If permanent wall absorption treatments won't work for your situation, don't despair. Consider isolating your microphone with acoustical foam to eliminate external noise bleed and filter those undesirable external overtones. You'll be amazed at the difference this small but effective treatment suggestion will make.

In addition to treating your mic, consider a mobile absorption solution. These portable solutions provide the flexibility many production engineers need for their ever-changing work environments. There are number of options and styles to fit any application.

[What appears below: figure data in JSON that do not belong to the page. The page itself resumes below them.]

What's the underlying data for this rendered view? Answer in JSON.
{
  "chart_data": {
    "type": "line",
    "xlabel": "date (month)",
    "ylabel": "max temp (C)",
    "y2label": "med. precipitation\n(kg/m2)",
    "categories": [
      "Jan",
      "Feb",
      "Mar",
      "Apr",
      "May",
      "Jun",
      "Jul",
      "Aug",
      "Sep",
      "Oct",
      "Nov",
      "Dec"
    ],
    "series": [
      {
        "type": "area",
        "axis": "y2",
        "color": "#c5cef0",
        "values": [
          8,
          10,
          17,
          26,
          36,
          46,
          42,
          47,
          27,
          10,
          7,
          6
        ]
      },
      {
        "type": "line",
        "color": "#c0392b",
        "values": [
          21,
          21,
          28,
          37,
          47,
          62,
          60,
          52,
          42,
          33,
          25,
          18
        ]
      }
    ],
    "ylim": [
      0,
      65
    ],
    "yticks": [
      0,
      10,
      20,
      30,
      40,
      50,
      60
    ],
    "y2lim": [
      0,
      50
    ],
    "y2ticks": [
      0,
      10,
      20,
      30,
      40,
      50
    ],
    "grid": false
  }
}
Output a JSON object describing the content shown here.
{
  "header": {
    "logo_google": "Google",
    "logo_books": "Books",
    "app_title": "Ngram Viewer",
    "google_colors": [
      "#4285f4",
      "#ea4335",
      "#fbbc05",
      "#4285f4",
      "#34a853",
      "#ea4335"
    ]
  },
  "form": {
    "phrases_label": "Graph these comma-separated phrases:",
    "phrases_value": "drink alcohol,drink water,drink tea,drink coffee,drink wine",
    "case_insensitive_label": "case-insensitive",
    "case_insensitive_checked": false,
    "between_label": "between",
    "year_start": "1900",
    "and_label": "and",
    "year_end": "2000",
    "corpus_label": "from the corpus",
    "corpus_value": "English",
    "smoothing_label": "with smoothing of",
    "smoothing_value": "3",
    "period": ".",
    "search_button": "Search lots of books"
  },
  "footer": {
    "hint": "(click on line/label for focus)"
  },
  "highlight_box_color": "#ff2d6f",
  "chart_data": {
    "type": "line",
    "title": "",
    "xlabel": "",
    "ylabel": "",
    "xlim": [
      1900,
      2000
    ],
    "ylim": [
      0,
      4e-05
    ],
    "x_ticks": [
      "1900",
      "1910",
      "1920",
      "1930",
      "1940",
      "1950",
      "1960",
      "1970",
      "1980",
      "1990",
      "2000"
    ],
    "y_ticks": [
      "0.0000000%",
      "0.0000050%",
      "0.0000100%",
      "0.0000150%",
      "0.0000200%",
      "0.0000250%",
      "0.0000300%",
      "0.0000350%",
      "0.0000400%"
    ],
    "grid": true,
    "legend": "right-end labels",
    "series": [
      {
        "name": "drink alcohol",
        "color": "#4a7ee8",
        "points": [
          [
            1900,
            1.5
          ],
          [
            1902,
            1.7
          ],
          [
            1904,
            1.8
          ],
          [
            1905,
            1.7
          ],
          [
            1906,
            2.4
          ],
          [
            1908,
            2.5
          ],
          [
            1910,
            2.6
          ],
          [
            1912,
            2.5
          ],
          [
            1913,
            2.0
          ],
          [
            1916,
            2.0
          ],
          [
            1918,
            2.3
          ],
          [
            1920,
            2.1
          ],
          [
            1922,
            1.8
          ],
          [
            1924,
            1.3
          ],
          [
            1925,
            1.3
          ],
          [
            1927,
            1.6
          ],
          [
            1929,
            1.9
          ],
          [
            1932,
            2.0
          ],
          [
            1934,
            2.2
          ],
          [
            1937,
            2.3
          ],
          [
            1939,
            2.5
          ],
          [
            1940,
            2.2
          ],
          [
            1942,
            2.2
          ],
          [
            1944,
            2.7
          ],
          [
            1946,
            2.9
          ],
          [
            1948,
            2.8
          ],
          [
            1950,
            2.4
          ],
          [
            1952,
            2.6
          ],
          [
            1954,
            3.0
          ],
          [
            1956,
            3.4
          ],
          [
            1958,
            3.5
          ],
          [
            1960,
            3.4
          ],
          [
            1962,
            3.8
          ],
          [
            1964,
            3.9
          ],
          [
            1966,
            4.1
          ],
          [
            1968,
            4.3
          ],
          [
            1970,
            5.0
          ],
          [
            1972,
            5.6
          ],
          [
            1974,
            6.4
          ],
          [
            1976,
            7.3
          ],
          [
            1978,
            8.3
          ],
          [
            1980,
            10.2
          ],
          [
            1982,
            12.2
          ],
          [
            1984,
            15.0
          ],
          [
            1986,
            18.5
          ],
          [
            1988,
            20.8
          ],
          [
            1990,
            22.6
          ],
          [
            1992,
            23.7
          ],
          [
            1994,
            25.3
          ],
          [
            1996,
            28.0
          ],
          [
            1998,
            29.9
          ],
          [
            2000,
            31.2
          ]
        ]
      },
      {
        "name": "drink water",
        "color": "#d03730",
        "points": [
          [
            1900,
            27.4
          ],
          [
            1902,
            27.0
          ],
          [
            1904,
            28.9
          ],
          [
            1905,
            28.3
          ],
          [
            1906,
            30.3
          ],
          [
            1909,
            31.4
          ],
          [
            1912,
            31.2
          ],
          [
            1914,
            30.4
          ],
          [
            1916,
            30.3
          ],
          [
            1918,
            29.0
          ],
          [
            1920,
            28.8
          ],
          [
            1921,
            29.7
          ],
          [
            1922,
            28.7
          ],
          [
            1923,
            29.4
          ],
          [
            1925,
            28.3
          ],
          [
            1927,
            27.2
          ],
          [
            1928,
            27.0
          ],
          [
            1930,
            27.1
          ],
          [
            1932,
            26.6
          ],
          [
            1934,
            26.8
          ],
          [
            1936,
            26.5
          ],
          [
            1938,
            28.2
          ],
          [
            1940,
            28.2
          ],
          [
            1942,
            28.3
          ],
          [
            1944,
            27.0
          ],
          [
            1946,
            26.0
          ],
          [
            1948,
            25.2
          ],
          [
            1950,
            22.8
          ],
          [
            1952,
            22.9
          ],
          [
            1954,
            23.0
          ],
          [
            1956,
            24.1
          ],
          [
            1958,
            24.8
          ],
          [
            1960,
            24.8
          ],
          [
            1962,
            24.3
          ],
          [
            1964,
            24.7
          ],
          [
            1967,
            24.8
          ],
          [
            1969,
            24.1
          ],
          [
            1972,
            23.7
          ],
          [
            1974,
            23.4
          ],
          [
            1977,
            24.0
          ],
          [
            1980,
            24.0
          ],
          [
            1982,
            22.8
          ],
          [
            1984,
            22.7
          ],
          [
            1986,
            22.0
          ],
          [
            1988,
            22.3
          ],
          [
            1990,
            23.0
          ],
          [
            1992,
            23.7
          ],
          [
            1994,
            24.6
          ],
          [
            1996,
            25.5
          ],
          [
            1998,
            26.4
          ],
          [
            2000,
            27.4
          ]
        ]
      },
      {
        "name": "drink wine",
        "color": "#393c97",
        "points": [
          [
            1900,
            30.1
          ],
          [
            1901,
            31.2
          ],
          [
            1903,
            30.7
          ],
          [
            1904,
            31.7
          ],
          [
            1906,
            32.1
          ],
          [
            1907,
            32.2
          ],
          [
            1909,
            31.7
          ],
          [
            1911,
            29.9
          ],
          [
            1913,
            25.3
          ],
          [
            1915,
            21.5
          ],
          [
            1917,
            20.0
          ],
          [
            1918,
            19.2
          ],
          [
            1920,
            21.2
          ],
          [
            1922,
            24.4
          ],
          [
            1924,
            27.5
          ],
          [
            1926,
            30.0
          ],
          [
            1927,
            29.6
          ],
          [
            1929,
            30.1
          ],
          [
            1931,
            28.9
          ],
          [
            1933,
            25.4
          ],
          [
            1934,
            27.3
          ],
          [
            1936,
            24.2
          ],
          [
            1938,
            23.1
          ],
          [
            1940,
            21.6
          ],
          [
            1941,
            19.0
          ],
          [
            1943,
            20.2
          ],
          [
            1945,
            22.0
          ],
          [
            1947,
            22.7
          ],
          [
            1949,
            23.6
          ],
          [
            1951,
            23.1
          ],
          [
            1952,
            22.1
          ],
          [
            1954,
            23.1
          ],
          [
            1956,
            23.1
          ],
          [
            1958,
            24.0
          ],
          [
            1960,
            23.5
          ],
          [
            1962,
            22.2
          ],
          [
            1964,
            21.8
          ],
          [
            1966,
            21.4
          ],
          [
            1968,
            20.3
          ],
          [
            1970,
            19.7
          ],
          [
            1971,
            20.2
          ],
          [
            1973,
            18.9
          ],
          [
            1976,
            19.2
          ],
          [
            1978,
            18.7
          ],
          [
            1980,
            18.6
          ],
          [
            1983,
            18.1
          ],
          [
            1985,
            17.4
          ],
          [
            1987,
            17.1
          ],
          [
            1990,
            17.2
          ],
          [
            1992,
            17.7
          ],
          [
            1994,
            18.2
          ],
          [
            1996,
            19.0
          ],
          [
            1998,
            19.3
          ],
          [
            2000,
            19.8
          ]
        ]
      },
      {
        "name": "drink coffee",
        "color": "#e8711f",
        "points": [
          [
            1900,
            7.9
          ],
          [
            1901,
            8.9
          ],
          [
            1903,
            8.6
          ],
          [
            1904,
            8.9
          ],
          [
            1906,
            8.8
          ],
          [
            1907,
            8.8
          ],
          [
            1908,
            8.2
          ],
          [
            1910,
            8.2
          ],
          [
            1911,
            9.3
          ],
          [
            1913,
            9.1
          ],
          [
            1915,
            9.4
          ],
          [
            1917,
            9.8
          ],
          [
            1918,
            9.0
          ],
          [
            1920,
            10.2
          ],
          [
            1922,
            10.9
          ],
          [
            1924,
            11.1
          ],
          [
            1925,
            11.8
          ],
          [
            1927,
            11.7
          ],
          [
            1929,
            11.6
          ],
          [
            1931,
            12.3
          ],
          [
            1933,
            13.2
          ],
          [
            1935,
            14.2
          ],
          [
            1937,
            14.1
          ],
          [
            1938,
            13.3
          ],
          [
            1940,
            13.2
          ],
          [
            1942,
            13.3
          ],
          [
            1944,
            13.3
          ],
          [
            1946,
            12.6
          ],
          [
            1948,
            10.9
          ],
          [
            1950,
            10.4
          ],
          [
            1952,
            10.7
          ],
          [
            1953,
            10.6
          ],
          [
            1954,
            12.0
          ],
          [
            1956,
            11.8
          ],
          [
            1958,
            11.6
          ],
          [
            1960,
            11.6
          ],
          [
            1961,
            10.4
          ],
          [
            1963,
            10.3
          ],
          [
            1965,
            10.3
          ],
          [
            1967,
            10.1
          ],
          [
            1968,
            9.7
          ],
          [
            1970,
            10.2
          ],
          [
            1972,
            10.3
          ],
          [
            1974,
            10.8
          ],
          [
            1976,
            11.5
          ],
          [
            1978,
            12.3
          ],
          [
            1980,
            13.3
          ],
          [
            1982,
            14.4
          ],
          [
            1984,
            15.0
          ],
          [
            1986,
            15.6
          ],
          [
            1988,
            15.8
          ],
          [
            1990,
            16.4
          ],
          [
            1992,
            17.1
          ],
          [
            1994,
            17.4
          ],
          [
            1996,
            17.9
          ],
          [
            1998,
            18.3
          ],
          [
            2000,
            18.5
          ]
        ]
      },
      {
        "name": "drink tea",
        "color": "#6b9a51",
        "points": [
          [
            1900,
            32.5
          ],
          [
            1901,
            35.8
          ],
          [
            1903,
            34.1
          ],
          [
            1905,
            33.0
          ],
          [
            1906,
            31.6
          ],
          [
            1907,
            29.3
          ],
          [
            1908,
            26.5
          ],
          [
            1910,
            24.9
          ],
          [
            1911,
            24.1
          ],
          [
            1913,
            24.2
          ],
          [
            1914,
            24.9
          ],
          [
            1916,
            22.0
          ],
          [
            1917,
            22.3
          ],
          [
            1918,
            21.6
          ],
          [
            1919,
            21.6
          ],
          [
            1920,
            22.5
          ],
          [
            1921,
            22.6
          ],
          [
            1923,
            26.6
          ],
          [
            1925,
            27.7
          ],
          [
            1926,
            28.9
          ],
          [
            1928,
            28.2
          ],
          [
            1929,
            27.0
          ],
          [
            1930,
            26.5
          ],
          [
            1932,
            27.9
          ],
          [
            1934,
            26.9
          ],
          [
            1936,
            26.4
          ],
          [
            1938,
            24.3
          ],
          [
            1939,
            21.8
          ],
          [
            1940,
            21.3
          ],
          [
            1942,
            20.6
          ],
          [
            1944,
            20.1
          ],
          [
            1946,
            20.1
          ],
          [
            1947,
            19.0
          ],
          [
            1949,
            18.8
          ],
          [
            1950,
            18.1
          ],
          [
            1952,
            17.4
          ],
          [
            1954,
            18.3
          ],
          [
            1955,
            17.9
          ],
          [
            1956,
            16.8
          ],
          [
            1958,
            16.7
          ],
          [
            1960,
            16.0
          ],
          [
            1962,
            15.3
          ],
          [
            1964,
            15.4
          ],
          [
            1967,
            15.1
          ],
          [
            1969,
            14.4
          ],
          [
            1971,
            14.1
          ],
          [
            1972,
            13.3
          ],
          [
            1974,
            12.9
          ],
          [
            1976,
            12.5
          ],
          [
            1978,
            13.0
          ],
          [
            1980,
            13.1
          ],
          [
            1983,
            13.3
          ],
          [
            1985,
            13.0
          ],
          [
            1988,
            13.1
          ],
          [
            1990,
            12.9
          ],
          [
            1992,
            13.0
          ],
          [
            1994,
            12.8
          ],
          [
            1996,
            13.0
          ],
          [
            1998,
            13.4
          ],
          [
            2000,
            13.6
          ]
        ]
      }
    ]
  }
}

Isolating your speakers or near-field monitors from their environment is one of the least expensive and most dramatic actions you can take to improve your sound. Everything in your production environment that vibrates contributes artifacts to your sound. And once your speakers cause whatever they're resting on, or near, to vibrate, everything else that's in physical contact with your speakers also starts to vibrate. Eliminating or reducing those vibrations will automatically improve the accuracy of what you're hearing! There are a number of great products out there to assist you.

Finally, low frequencies are typically the biggest problem to solve in a small production environment and are not to be ignored. Left untreated, low frequency build up can color an audio signal leaving it

"muddy." It is best to work incrementally and treat the room corners from the ceiling and work down. Treating room corners with Auralex LENRDs, TruTraps or CT45's, for example, will minimize bass build-up.

These simple, yet very effective suggestions will get you well on your way to better production output no matter where you do your work. If you run into an issue you just can't seem to solve, ask a professional. They'll be happy to assist.